Gravity Podcast #8 – Monster

Author: Jędrzej Kowalczyk

Recorded during a clubnight at Hala Odra in Szczecin, Monster’s contribution to our podcast is a glimpse into her folders filled with everything from acid techno slammers through eurodance to warped pop-rap cuts. “I actually never know what I’m going to play in the next ten minutes,” says the genre-defying DJ, whose no.1 goal is to keep her audience on their toes. Monster has replied to a few of our questions, read on.

In my opinion you're one of the most characteristic DJs in Poland. Your music selection definitely stands out from the rest. How would you describe your music style and who's your DJ guru (not necessarily from Poland)?

Describing music isn’t my favorite thing to do but when I play I want people to feel carefree, full of joy. I want them to always be on their toes with excitement about what’s coming next because I actually never know what I’m going to play in the next ten minutes. This element of surprise when it comes to the genres I play is really important to me, because, as a listener myself, I love being surprised by a DJ, there’s nothing worse to me than a predictable DJ set. That’s why I can’t stick to one style.

I also appreciate so many genres of electronic music that I would feel bad if I had to limit myself to just one or two. I grew up listening to a lot of late 80’s pop and early 90’s eurodance so I love that catchy cheerful vibe in music, the genre is not important.

When it comes to gurus, I really appreciate DJs who try to do more than just DJing, whether it’s running a label, a collective or a mix series or any type of activism for their local scenes, so people like Violet, Asquith, Mama Snake, Dtekk, Feelaz are the ones I look up to.


Photograph by Asidron

You are actively taking part in many discussions within the scene, proudly representing the Oramics crew. What is the main goal behind your DJing? What do you hope to achieve and how can music specifically be instrumental in doing so?

My DJing goals have been changing over the years, but at the moment something that I really want to focus on is highlighting the Polish and Eastern European scene, because I feel we’re being overlooked and underrepresented. The scene is obviously younger and smaller than the Western scenes but there’s been a massive growth in recent years, with Poland joining the EU and people being able to travel freely. I don’t see the reason why the lineups of festivals should still consist only of names of artists coming from wealthy post-colonial countries.
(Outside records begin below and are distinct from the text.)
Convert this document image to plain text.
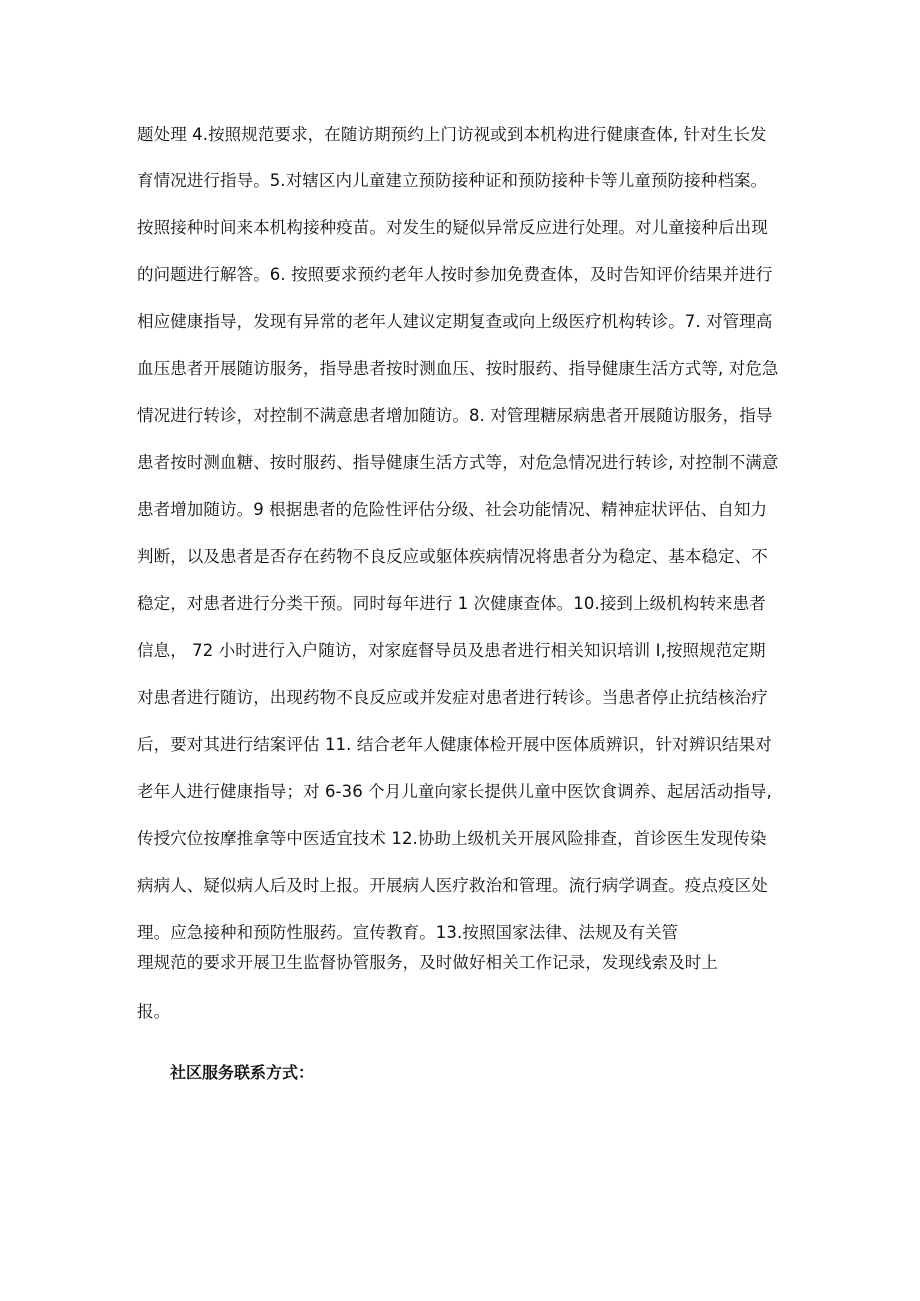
题处理 4.按照规范要求，在随访期预约上门访视或到本机构进行健康查体, 针对生长发
育情况进行指导。5.对辖区内儿童建立预防接种证和预防接种卡等儿童预防接种档案。
按照接种时间来本机构接种疫苗。对发生的疑似异常反应进行处理。对儿童接种后出现
的问题进行解答。6. 按照要求预约老年人按时参加免费查体，及时告知评价结果并进行
相应健康指导，发现有异常的老年人建议定期复查或向上级医疗机构转诊。7. 对管理高
血压患者开展随访服务，指导患者按时测血压、按时服药、指导健康生活方式等, 对危急
情况进行转诊，对控制不满意患者增加随访。8. 对管理糖尿病患者开展随访服务，指导
患者按时测血糖、按时服药、指导健康生活方式等，对危急情况进行转诊, 对控制不满意
患者增加随访。9 根据患者的危险性评估分级、社会功能情况、精神症状评估、自知力
判断，以及患者是否存在药物不良反应或躯体疾病情况将患者分为稳定、基本稳定、不
稳定，对患者进行分类干预。同时每年进行 1 次健康查体。10.接到上级机构转来患者
信息， 72 小时进行入户随访，对家庭督导员及患者进行相关知识培训 I,按照规范定期
对患者进行随访，出现药物不良反应或并发症对患者进行转诊。当患者停止抗结核治疗
后，要对其进行结案评估 11. 结合老年人健康体检开展中医体质辨识，针对辨识结果对
老年人进行健康指导；对 6-36 个月儿童向家长提供儿童中医饮食调养、起居活动指导,
传授穴位按摩推拿等中医适宜技术 12.协助上级机关开展风险排查，首诊医生发现传染
病病人、疑似病人后及时上报。开展病人医疗救治和管理。流行病学调查。疫点疫区处
理。应急接种和预防性服药。宣传教育。13.按照国家法律、法规及有关管
理规范的要求开展卫生监督协管服务，及时做好相关工作记录，发现线索及时上
报。
社区服务联系方式：
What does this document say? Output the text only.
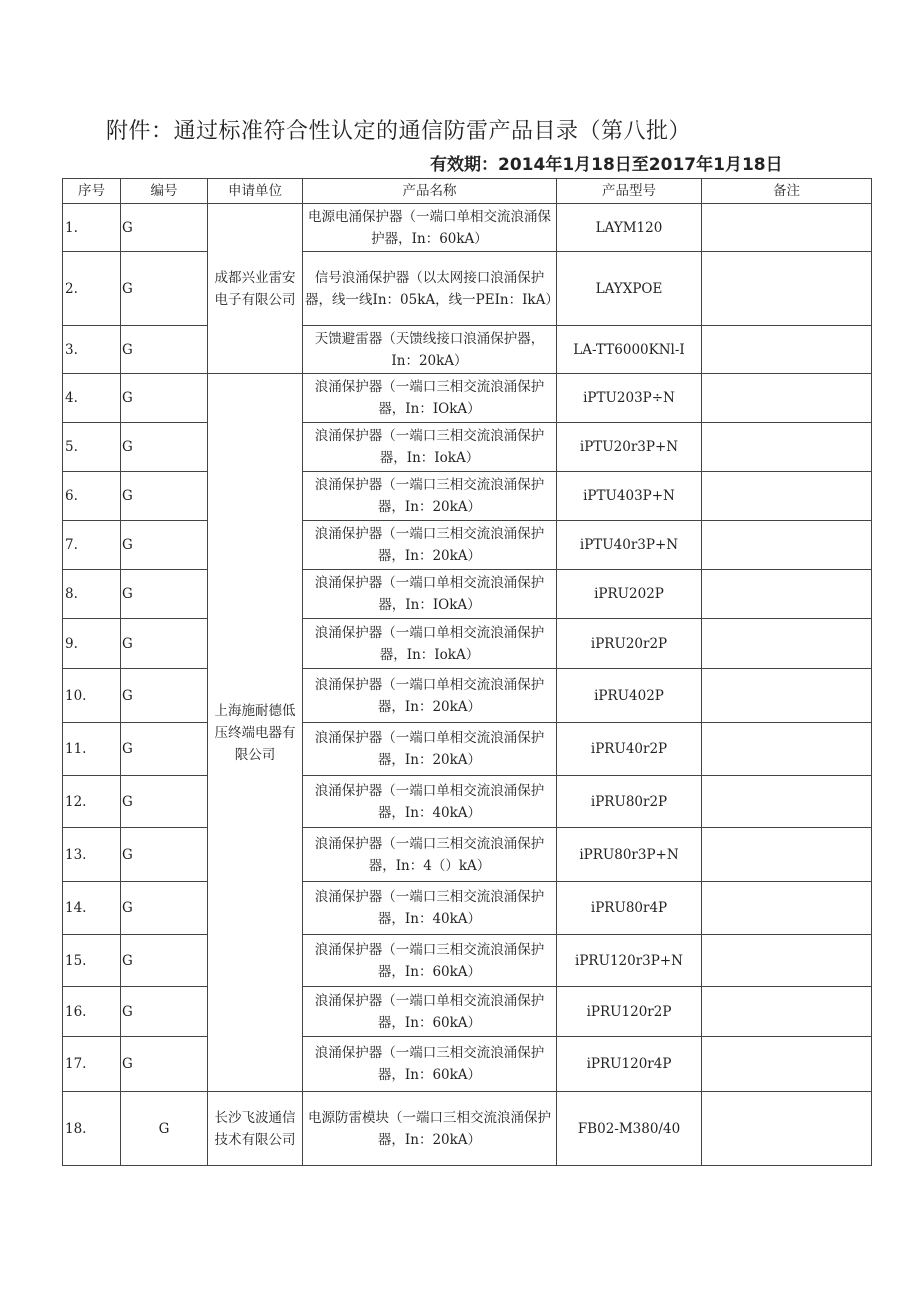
附件：通过标准符合性认定的通信防雷产品目录（第八批）
有效期：2014年1月18日至2017年1月18日
序号	编号	申请单位	产品名称	产品型号	备注
1.	G	成都兴业雷安电子有限公司	电源电涌保护器（一端口单相交流浪涌保护器，In：60kA）	LAYM120	
2.	G		信号浪涌保护器（以太网接口浪涌保护器，线一线In：05kA，线一PEIn：IkA）	LAYXPOE	
3.	G		天馈避雷器（天馈线接口浪涌保护器，In：20kA）	LA-TT6000KNl-I	
4.	G	上海施耐德低压终端电器有限公司	浪涌保护器（一端口三相交流浪涌保护器，In：IOkA）	iPTU203P÷N	
5.	G		浪涌保护器（一端口三相交流浪涌保护器，In：IokA）	iPTU20r3P+N	
6.	G		浪涌保护器（一端口三相交流浪涌保护器，In：20kA）	iPTU403P+N	
7.	G		浪涌保护器（一端口三相交流浪涌保护器，In：20kA）	iPTU40r3P+N	
8.	G		浪涌保护器（一端口单相交流浪涌保护器，In：IOkA）	iPRU202P	
9.	G		浪涌保护器（一端口单相交流浪涌保护器，In：IokA）	iPRU20r2P	
10.	G		浪涌保护器（一端口单相交流浪涌保护器，In：20kA）	iPRU402P	
11.	G		浪涌保护器（一端口单相交流浪涌保护器，In：20kA）	iPRU40r2P	
12.	G		浪涌保护器（一端口单相交流浪涌保护器，In：40kA）	iPRU80r2P	
13.	G		浪涌保护器（一端口三相交流浪涌保护器，In：4（）kA）	iPRU80r3P+N	
14.	G		浪涌保护器（一端口三相交流浪涌保护器，In：40kA）	iPRU80r4P	
15.	G		浪涌保护器（一端口三相交流浪涌保护器，In：60kA）	iPRU120r3P+N	
16.	G		浪涌保护器（一端口单相交流浪涌保护器，In：60kA）	iPRU120r2P	
17.	G		浪涌保护器（一端口三相交流浪涌保护器，In：60kA）	iPRU120r4P	
18.	G	长沙飞波通信技术有限公司	电源防雷模块（一端口三相交流浪涌保护器，In：20kA）	FB02-M380/40	
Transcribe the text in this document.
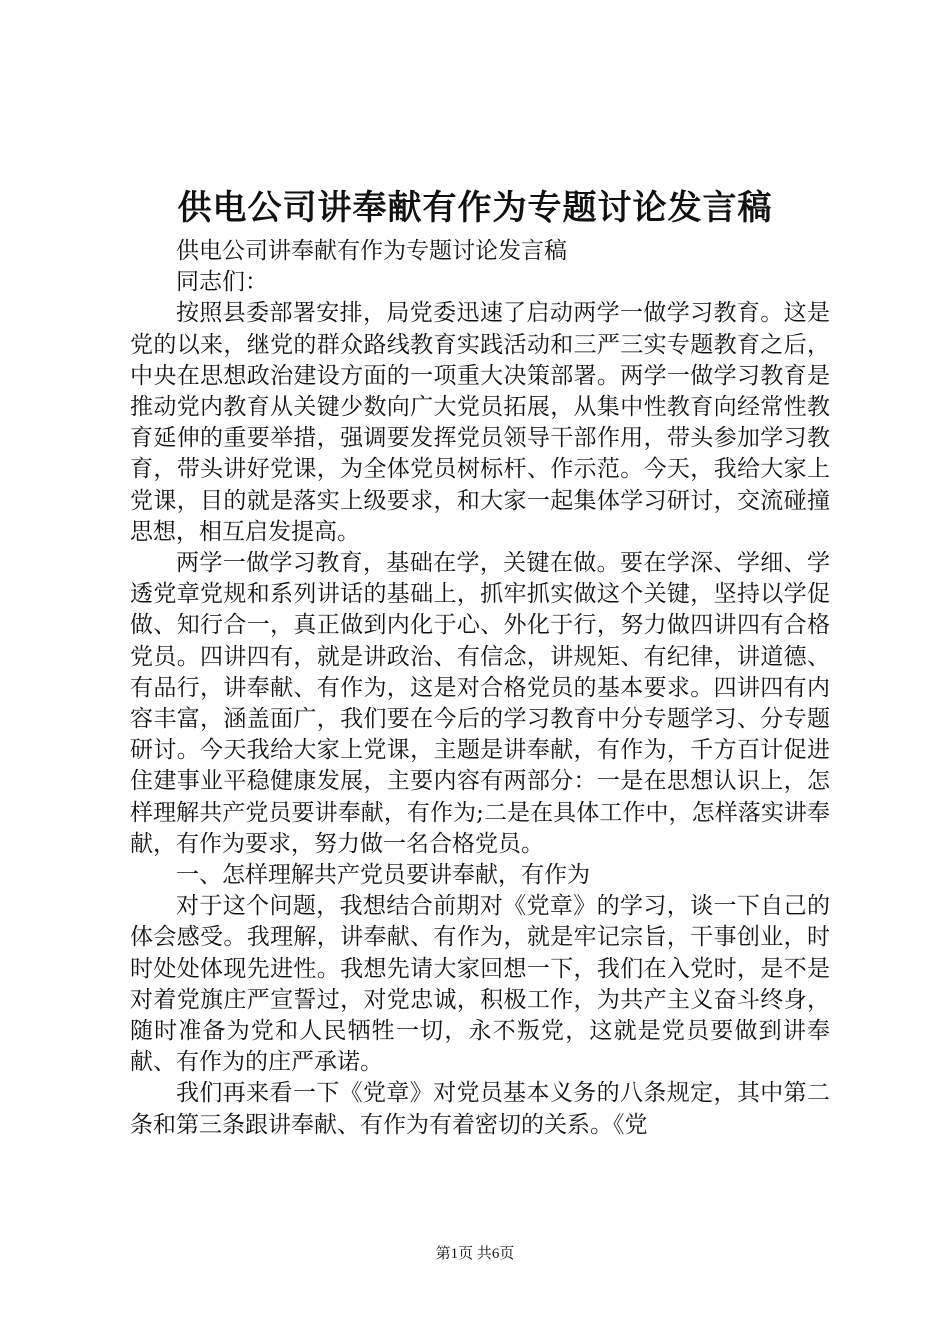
供电公司讲奉献有作为专题讨论发言稿

供电公司讲奉献有作为专题讨论发言稿

同志们：

按照县委部署安排，局党委迅速了启动两学一做学习教育。这是党的以来，继党的群众路线教育实践活动和三严三实专题教育之后，中央在思想政治建设方面的一项重大决策部署。两学一做学习教育是推动党内教育从关键少数向广大党员拓展，从集中性教育向经常性教育延伸的重要举措，强调要发挥党员领导干部作用，带头参加学习教育，带头讲好党课，为全体党员树标杆、作示范。今天，我给大家上党课，目的就是落实上级要求，和大家一起集体学习研讨，交流碰撞思想，相互启发提高。

两学一做学习教育，基础在学，关键在做。要在学深、学细、学透党章党规和系列讲话的基础上，抓牢抓实做这个关键，坚持以学促做、知行合一，真正做到内化于心、外化于行，努力做四讲四有合格党员。四讲四有，就是讲政治、有信念，讲规矩、有纪律，讲道德、有品行，讲奉献、有作为，这是对合格党员的基本要求。四讲四有内容丰富，涵盖面广，我们要在今后的学习教育中分专题学习、分专题研讨。今天我给大家上党课，主题是讲奉献，有作为，千方百计促进住建事业平稳健康发展，主要内容有两部分：一是在思想认识上，怎样理解共产党员要讲奉献，有作为;二是在具体工作中，怎样落实讲奉献，有作为要求，努力做一名合格党员。

一、怎样理解共产党员要讲奉献，有作为

对于这个问题，我想结合前期对《党章》的学习，谈一下自己的体会感受。我理解，讲奉献、有作为，就是牢记宗旨，干事创业，时时处处体现先进性。我想先请大家回想一下，我们在入党时，是不是对着党旗庄严宣誓过，对党忠诚，积极工作，为共产主义奋斗终身，随时准备为党和人民牺牲一切，永不叛党，这就是党员要做到讲奉献、有作为的庄严承诺。

我们再来看一下《党章》对党员基本义务的八条规定，其中第二条和第三条跟讲奉献、有作为有着密切的关系。《党

第1页 共6页
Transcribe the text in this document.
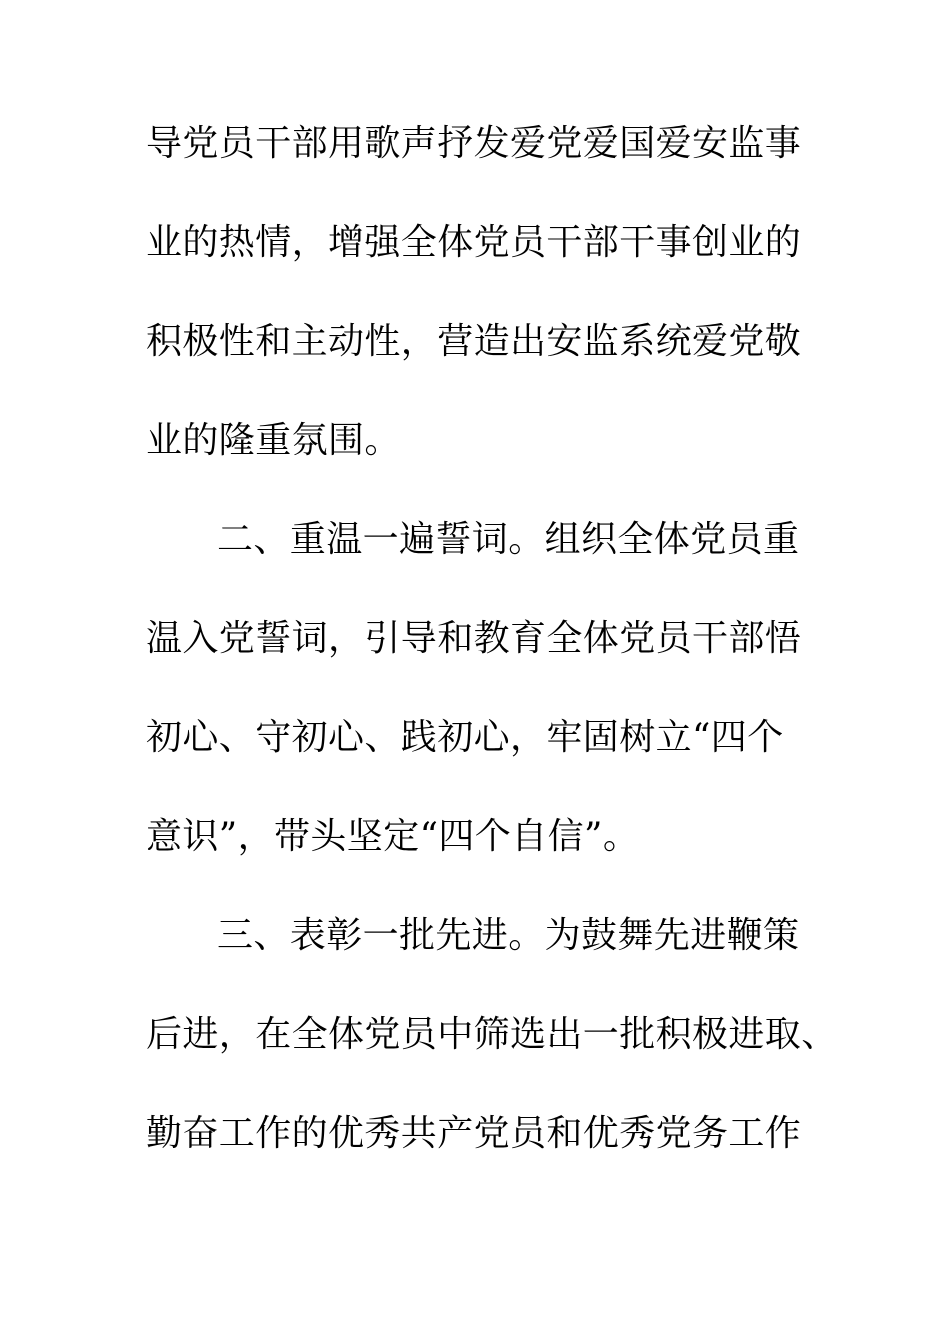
导党员干部用歌声抒发爱党爱国爱安监事
业的热情，增强全体党员干部干事创业的
积极性和主动性，营造出安监系统爱党敬
业的隆重氛围。
二、重温一遍誓词。组织全体党员重
温入党誓词，引导和教育全体党员干部悟
初心、守初心、践初心，牢固树立“四个
意识”，带头坚定“四个自信”。
三、表彰一批先进。为鼓舞先进鞭策
后进，在全体党员中筛选出一批积极进取、
勤奋工作的优秀共产党员和优秀党务工作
We need to have a conversation about actual equal representation, we need to highlight smaller scenes that are struggling to survive because of financial resources, not because of their lack of creativity. We need to have an equal exchange of artists, not this one-way model of importing the same big names from the same rich countries over and over again. In my mixes I always try to play as much music by local artists as possible and I’ll continue to do so.

From my perspective your DJ career has accelerated after your first appearance at Unsound festival in Krakow. Was it a turning point? What other moments do you consider milestones in your development?

Definitely Unsound was a huge moment in my career, I will forever be grateful to the Unsound bookers for trusting me to play during such a crucial slot, it was absolutely nerve-wracking but totally worth it!

Joining Oramics was another milestone for me, because I suddenly stopped being a local DJ from Poznań. I started touring around Poland and getting more recognized, got to record more mixes for different labels and crews, which is always a lot of work that ultimately teaches me something as a DJ.

Recording a mix for Violet’s naive label and its landing on Pitchfork’s Mixes Of The Month feature was also huge, really made me believe in my vision even more. I’m patiently waiting for more milestones to come.